Product Strategy4 min read

Built Means Different Things to Different People: A Pre-Development Alignment Playbook

By Steven Noble

One of the most common early-stage failure points is a simple one, two founders believe they agree on what "built" means, until they don’t.

The problem is that "built" is usually used as a feeling rather than a definition. It sounds shared, but it hides completely different expectations about scope, reliability, and operational independence. One person is thinking in terms of "we can demo this", the other is thinking "this can run a real business".

Before significant development starts, that ambiguity needs to be removed.

The goal is to define operational readiness as a strict set of rules, not as general feelings. If you cannot describe what "ready" looks like in observable system behaviour, you are not aligned yet.

A useful way to do this is to start from the idea of system independence. At what point can the product function without constant founder or developer intervention? What must be true for that to be the case?

From there, break it into a small set of non-negotiable capabilities. This usually includes things like user access, the core workflow, payments or value exchange if applicable, and basic administrative control. The important part is not the exact list, but that both founders agree it is complete enough to represent a functioning system, not just a prototype.

A practical definition often looks like this:

The platform is considered operational when a user can sign up, complete the core workflow end-to-end, exchange value where required, and administrators can manage core activity without developer involvement.

That sentence works because it removes interpretation.
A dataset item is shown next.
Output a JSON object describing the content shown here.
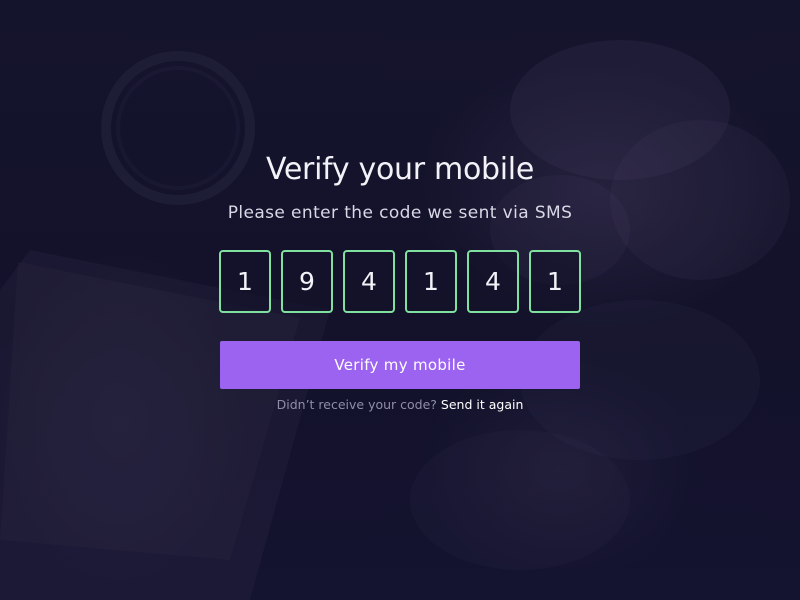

It forces agreement on what "working" actually means in practice.

Once this definition exists, it should be treated as a constraint on development, not a suggestion. If a feature request does not move the system closer to that definition, it is optional. If it is required to meet that definition, it is not optional.
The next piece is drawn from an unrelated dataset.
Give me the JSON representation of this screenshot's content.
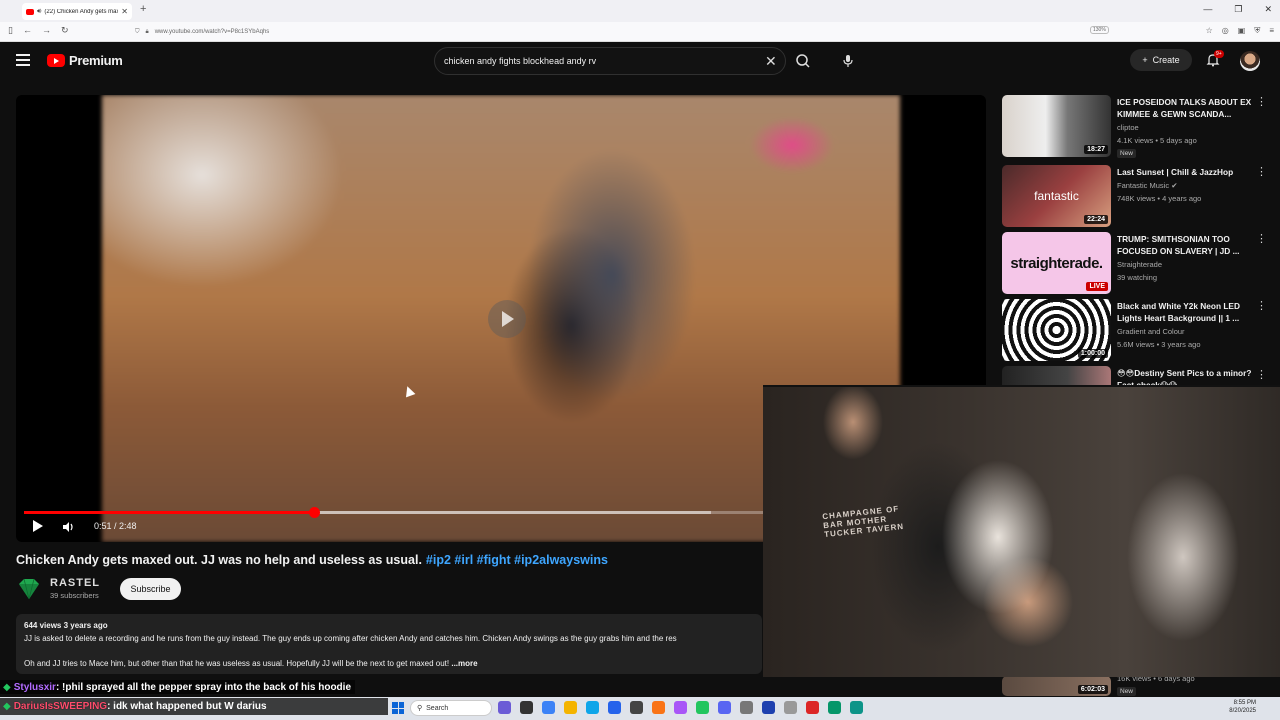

This also becomes the reference point when scope changes. Instead of debating whether something is important, the question becomes whether the original definition of "operational" still holds, or whether it needs to be revised deliberately.

The real value here is not the wording. It is the fact that both founders now share a single test for reality. Without it, "we’re nearly there" and "we're not even close" can exist at the same time inside the same team.

The practical way to build this definition is to treat it as a short working session rather than an abstract discussion. Sit down together and describe the product as if it already exists and is being used by real customers. Start from the user journey and move forward step by step: how do they arrive, how do they sign up, what do they try to do first, what does success look like for them, and what happens after that point.

At each stage, identify where a founder or developer is currently "bridging the gap" manually. Those manual interventions are the clearest signal that the system is not yet operational. The aim is to remove as many of those interventions as possible until the product can run its core loop without intervention from either founder.

Disagreement is expected during this process. When it happens, the rule is to default back to user autonomy rather than internal preference. If one person believes a feature is required but it does not clearly enable an unaided user journey, it is not part of the operational definition yet.

The output of this session should be a single shared sentence that both founders would confidently use to describe when the product is ready to operate in the real world. That sentence becomes a constraint, not a milestone.